Fair play to Snoopy. We got all the way up to London with very little incident, as the cunningly-planned pre-car walkie appeared to have wiped him out somewhat.
It was just as we crossed Wandsworth Bridge into the dreaded land South of the River where no cabbie dares to drive, that he came to life. Before we knew it he was slobbering all over the windows at other dogs on Wandsworth Common, barking at the prison, and generally making a nuisance of himself across the back seat of the car.
And then: Tooting. Home of the legendary Wolfie Smith, revolutionary leader of the mighty Tooting Popular Front. He wasn't home, so we pressed on toward Bromley and the faggy fifty-a-day aunt.
"Dad! The dog's smiling!"
"So he is. Isn't that funny?"
"Awww, who's a cute ickle doggums, eh?"
Alas, my mother was far too busy driving to deliver her warning to us. She had always had dogs as a girl and knew that dogs, as a rule, don't tend to smile a great deal.
"He's not smiling, he's..."
"Yaaaaaaaaaarch!" said Snoopy.
And "Yaaaaaaarch!" he went again, bowking the finest Pedigree Chum and Winalot mix all over Nigel's shoulder. Which he* then proceeded to eat, it being a shame to let good food go to waste.

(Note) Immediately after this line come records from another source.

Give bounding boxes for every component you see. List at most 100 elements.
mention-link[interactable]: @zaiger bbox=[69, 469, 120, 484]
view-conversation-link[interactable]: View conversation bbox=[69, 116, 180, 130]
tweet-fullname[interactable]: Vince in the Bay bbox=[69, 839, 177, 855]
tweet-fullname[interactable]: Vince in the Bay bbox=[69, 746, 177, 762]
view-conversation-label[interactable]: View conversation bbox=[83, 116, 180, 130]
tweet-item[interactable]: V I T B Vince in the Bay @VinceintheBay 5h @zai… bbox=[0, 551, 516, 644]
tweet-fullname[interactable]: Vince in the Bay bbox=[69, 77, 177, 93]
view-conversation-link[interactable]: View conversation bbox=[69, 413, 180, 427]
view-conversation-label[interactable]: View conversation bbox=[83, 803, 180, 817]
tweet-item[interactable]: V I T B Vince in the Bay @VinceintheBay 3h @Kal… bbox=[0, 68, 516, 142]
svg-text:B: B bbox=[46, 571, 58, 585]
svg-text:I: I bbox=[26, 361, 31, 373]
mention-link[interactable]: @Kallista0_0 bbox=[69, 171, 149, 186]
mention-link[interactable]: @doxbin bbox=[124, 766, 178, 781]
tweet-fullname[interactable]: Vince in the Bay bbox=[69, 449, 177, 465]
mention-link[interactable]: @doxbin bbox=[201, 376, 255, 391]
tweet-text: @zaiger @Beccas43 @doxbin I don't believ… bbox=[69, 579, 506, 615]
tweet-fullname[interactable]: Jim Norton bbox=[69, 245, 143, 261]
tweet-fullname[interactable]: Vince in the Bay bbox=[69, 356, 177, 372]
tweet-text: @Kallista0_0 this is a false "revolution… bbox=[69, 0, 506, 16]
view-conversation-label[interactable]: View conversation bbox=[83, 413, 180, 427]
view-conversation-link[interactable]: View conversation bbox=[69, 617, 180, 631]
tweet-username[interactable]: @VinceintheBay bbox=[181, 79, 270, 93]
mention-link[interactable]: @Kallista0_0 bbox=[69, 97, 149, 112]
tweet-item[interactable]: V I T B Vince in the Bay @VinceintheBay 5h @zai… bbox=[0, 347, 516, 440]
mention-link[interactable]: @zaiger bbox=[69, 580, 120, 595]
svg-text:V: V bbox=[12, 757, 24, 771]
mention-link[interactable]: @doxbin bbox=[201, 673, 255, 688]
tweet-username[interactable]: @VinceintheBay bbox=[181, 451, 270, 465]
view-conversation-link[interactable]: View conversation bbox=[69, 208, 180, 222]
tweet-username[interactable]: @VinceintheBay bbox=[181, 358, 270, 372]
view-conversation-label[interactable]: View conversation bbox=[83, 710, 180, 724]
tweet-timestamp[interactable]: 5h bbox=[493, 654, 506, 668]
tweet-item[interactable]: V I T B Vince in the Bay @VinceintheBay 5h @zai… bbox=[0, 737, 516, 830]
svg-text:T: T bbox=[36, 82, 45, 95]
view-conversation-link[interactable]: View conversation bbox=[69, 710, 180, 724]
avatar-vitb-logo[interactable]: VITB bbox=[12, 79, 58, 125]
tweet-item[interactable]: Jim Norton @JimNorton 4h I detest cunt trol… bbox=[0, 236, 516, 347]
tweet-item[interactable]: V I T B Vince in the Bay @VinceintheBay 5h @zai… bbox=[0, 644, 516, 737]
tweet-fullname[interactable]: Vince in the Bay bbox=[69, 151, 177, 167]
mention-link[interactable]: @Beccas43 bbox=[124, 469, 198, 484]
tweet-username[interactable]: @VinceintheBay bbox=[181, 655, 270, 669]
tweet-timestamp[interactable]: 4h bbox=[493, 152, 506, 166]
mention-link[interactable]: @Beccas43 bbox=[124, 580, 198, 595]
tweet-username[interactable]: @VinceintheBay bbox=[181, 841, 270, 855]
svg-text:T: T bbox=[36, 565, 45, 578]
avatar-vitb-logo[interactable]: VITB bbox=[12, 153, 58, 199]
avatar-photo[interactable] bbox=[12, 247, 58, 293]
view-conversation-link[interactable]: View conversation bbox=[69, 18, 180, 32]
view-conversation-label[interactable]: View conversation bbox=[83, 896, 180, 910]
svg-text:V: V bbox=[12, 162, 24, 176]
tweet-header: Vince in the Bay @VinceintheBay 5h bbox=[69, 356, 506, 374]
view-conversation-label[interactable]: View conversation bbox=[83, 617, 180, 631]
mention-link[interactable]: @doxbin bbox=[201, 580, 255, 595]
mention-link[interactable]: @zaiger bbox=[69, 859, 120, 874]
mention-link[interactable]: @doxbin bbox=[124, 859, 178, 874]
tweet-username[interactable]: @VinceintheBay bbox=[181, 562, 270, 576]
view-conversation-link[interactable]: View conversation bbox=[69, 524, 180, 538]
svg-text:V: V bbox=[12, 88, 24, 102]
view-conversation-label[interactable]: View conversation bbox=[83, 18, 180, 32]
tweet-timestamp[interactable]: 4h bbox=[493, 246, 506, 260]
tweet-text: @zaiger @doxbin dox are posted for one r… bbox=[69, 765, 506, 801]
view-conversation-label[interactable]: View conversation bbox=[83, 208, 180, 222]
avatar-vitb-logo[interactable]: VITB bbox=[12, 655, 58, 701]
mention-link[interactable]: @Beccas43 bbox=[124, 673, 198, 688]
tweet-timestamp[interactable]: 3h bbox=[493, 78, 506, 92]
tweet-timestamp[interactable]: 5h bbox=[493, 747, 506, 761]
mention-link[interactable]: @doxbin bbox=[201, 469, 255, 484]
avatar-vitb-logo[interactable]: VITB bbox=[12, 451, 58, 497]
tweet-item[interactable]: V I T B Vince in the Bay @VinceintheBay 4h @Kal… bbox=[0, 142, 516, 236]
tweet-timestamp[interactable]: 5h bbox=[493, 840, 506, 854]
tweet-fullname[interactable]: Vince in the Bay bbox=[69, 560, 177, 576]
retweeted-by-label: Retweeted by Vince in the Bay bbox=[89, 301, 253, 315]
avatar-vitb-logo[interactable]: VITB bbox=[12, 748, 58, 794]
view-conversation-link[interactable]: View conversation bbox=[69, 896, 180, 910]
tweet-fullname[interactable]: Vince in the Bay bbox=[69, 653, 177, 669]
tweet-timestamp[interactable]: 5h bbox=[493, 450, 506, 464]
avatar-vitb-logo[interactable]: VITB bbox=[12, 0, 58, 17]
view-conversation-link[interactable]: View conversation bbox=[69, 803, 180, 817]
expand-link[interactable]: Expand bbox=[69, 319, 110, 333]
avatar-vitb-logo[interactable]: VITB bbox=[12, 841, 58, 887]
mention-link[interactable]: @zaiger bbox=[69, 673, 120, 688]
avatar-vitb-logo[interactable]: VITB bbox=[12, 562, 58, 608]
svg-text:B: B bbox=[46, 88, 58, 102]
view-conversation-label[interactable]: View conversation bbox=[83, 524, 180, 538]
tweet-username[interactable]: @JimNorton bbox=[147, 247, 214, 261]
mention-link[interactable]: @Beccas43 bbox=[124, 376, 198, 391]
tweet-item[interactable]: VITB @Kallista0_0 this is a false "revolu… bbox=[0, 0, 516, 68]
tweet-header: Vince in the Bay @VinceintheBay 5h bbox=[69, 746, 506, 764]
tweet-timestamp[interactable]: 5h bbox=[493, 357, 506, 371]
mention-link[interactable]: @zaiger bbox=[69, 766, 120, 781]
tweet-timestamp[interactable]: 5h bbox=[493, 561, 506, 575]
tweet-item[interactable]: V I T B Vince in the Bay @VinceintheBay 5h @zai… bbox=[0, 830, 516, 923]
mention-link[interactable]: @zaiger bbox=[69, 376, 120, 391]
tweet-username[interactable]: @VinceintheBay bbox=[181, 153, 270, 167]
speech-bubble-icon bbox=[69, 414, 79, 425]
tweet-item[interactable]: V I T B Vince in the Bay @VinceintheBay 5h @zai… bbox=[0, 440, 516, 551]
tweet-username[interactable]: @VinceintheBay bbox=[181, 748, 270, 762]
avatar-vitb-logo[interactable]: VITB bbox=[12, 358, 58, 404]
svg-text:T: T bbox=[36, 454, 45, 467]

Poor Nigel: "Yaaaaaaarch!" he said, quite understandably in the circumstances.
Well, if it was alright for them, I might as well get into the act.
There being no hedges in the middle of Tooting Broadway, I went for the next best thing: everybody else in the car. Alas, trying to hold it back only made it worse, and I sprayed my youthful chunder in what, in other circumstances, might have been described as a pleasing arc for maximum spatter.
And what a dreadful, vomit-soaked group early-evening passers-by witnessed emerging from a dark blue Renault that evening, scraping sick off our clothes and retching aftershocks into a nearby drain, a foul-smelling dog of indeterminate breed licking shamelessly at puddles of the stuff.
Then we went to Aunt Silk Cut's and she barely noticed the stench through the nicotine fog. In fact, we stayed the night, attempting to sleep on her floor as trains roared by, not twenty feet away.
We got an estate car. Alas, he quickly learned to be sick through the bars and onto the back seat. Bad dog.